Br J Nutr 2010 Jun 26;103(12):1778-83. Epub 2010 Jan 26.
Department of Nutritional Sciences, School of Public Health, Tehran University of Medical Sciences, Tehran, Iran.
Many studies have been done on the hypocholesterolaemic effect of probiotic yoghurt. The results, however, are not conclusive. The aim of the present study was to test the effect of probiotic and conventional yoghurt on the lipid profile in women. In a randomised trial, ninety female volunteers aged 19-49 years were assigned to three groups. Subjects consumed daily 300 g probiotic yoghurt containing Lactobacillus acidophilus La5 and Bifidobacterium lactis Bb12 or 300 g conventional yoghurt or no yoghurt for 6 weeks. Fasting blood samples, 3 d dietary records and anthropometric measurements were collected at baseline (T1), end of week 3 (T2) and end of week 6 (T3).
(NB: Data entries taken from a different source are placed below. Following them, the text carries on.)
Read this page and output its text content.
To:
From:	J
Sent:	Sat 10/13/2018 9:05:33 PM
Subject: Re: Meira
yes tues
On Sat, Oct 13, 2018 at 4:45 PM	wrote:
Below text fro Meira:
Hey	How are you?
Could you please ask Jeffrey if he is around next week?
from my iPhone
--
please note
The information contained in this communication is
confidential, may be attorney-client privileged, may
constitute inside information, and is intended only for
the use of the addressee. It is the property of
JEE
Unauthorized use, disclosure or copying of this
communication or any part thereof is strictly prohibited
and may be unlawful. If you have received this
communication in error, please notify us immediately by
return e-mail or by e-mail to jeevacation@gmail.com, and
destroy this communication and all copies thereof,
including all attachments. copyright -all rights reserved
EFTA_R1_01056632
Lipid profile parameters were determined by enzymic methods. Results showed no significant difference in lipid profile within any group throughout the study. Comparing mean differences (T1 - T3) among the three groups showed: no difference in TAG and LDL-cholesterol, a decrease in cholesterol in both conventional (P < 0.05) and probiotic yoghurt groups (P < 0.005) compared with the control group, a decrease in total:HDL-cholesterol ratio for conventional (P < 0.05) and probiotic yoghurt groups (P < 0.001) compared with the control group, and an increase in HDL-cholesterol in the probiotic yoghurt group (P < 0.05) compared with the control group. Positive changes in lipid profile were observed in both yoghurt groups. Any added effect, therefore, is due to the consumption of fermented milk products.